Rhetoric is a discipline that is rarely taught or even discussed anymore, even in scholarly circles. James E. Beitler III attempts to show the importance of rhetoric not just to Christian witness but to a full Christian life in Seasoned Speech: Rhetoric in the Life of the Church. He does this by outlining how five major Christian voices used rhetoric in their lives: C.S. Lewis, Dorothy L. Sayers, Dietrich Bonhoeffer, Desmond Tutu, and Marilynne Robinson.
C.S. Lewis is discussed in light of how he used rhetoric and worship to see the goodwill of Advent. His persuasive style and study of rhetoric helped him to become one of the most revered thinkers of the 20th century. C.S. Lewis addresses audiences on their own terms, adopted a humble stance, and cultivated communities. Again, this was centered around goodwill–the ultimate well-being of humanity through resurrection life with God (36-37). Dorothy Sayers used rhetoric and credal worship to emphasize the “energy of Christmastide” as Beitler puts it. Through vivid depictions and tranquil scenes, she made a rhetoric-filled argument for Christianity. Sayers’s He That Should come stirred up controversy in her own time, and Beitler quotes a remarkable defense Sayers offered of her portrayal of Christmas in which she talks about Christ being born “into this confused, coarse, and indifferent world… He was a real person, born in blood and pain like any other child, and dying in blood and pain, like the commonest thief…” The lifelike depictions of Sayers language comes through in the chapter dedicated to her, and shows how the persuasive rhetoric of her Christian witness played out.
Dietrich Bonhoeffer is used by Beitler to exemplify the use of preaching the Word and epiphanic identification–the hiddenness and reality of Christ the God-man. The “strange glory” of epiphany is that Christ comes to be identified with us–to be a human person. Even more radically, Bonhoeffer’s rhetoric led to the identification with Jewish Christians and taking a stand against those who would refuse to do so in Nazi Germany. Preaching, for Bonhoeffer, involved bringing the Word to the hearers ears, which would itself lead to identification with the Word. The word of God itself “is the exclamation point that we do not need to add,” said Bonhoeffer (115-116).

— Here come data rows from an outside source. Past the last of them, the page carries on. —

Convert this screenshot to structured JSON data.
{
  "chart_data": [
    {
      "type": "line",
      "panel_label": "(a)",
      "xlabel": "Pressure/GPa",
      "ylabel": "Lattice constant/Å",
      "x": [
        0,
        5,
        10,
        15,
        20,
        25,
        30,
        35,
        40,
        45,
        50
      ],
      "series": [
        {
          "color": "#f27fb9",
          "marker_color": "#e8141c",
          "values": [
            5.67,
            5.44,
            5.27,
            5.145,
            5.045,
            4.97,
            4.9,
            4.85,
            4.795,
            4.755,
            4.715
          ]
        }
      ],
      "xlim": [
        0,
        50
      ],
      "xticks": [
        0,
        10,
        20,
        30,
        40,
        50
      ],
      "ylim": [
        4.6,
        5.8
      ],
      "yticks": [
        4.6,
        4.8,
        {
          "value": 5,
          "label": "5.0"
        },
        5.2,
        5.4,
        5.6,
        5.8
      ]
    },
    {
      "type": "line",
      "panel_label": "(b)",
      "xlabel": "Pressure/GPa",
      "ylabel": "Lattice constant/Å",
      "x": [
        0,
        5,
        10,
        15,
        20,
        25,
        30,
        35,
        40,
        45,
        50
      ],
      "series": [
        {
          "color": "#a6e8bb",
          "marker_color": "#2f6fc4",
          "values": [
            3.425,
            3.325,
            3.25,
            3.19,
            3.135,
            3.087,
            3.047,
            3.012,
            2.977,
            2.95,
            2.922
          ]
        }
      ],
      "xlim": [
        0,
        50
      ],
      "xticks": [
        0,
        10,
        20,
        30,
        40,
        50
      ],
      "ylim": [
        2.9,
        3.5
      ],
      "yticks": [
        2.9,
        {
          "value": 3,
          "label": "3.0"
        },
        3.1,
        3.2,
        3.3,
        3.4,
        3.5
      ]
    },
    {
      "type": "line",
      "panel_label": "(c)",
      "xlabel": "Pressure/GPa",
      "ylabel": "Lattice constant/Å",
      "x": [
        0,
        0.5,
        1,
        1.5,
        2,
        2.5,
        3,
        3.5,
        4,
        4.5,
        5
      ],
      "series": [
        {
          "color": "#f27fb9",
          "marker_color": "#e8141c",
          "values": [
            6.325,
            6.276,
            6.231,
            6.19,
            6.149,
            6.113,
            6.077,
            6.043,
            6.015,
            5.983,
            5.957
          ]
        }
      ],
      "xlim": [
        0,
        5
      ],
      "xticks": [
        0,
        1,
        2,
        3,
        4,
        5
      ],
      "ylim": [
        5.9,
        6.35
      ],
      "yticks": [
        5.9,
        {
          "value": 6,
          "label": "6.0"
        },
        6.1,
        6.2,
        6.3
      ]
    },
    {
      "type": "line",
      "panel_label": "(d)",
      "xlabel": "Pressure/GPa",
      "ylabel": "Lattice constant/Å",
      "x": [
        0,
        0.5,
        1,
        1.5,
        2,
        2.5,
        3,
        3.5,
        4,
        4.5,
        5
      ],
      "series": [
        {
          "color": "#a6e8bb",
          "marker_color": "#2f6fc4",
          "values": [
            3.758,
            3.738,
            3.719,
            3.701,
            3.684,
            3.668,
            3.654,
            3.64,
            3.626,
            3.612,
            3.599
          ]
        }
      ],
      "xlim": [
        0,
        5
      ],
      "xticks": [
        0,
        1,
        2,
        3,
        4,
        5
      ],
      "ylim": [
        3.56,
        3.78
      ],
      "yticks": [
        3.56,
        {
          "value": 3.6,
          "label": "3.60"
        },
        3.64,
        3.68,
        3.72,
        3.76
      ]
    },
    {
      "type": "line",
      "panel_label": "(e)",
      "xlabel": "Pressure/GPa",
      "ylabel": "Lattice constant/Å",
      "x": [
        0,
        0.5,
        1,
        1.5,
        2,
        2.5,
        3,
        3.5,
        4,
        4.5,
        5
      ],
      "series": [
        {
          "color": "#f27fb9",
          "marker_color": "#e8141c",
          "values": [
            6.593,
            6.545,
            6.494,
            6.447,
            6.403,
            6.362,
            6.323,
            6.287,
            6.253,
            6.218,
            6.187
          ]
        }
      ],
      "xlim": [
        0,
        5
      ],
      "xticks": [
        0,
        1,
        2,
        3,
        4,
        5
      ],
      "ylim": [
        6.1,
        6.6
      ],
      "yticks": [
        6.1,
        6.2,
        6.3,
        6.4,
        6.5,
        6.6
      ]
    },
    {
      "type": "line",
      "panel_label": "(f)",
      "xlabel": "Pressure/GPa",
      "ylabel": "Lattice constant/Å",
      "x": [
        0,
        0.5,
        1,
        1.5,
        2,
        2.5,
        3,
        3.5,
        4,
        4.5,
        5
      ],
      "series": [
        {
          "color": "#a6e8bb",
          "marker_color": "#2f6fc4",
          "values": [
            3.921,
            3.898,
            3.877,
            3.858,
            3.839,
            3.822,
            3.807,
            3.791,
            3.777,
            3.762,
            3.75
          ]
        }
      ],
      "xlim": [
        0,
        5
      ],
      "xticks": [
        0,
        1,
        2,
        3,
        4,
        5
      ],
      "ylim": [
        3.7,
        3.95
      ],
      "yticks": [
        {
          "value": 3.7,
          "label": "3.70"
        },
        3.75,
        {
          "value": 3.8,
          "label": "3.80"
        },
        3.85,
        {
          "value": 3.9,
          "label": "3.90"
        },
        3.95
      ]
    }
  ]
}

The chapter on Desmond Tutu was particularly fascinating, both in noting how Tutu’s wholly religious rhetoric led to calls for repentance and reconciliation and also how that same religious fervor led to accusations of divisiveness and triumphalism during the end of Apartheid in South Africa. Tutu’s prophetic rhetoric issued a stirring call for repentance from racial division and unity of the body of Christ. Marilynne Robinson has become a significant voice in Christianity through her fiction, which, through the Gilead Trilogy, uses rhetoric to make “faith’s unseen realities more believable and faith’s central questions more significant for unbelievers” and believers (162-163). Beitler notes the use of themes in the trilogy that help usher in a sense of ethos of Easter that makes sense of Christianity in real-world ways.
Throughout the book, Beitler does a good job of putting forward the ideas of those speakers/writers he wishes to highlight while allowing his own narrative and writing to take a back seat. Seasoned Speech is itself an execise in rhetoric, calling readers to a better appreciation of and for both the content of the writings and speeches of the people highlighted but also to go forth and learn more. I, for one, ended up putting holds on a number of works about and by several of the authors discussed, and I look forward to continuing to learn about their “seasoned speech” (a reference to Colossians 4:6).
Seasoned Speech: Rhetoric in the Life of the Church is a remarkable call to enjoy and learn from several fascinating thinkers in recent Christian history. It is the kind of book that calls for reading and re-reading and absorbing. I highly recommend it.
Disclaimer: I was provided with a copy of the book for review by the publisher. I was not required to give any specific kind of feedback whatsoever.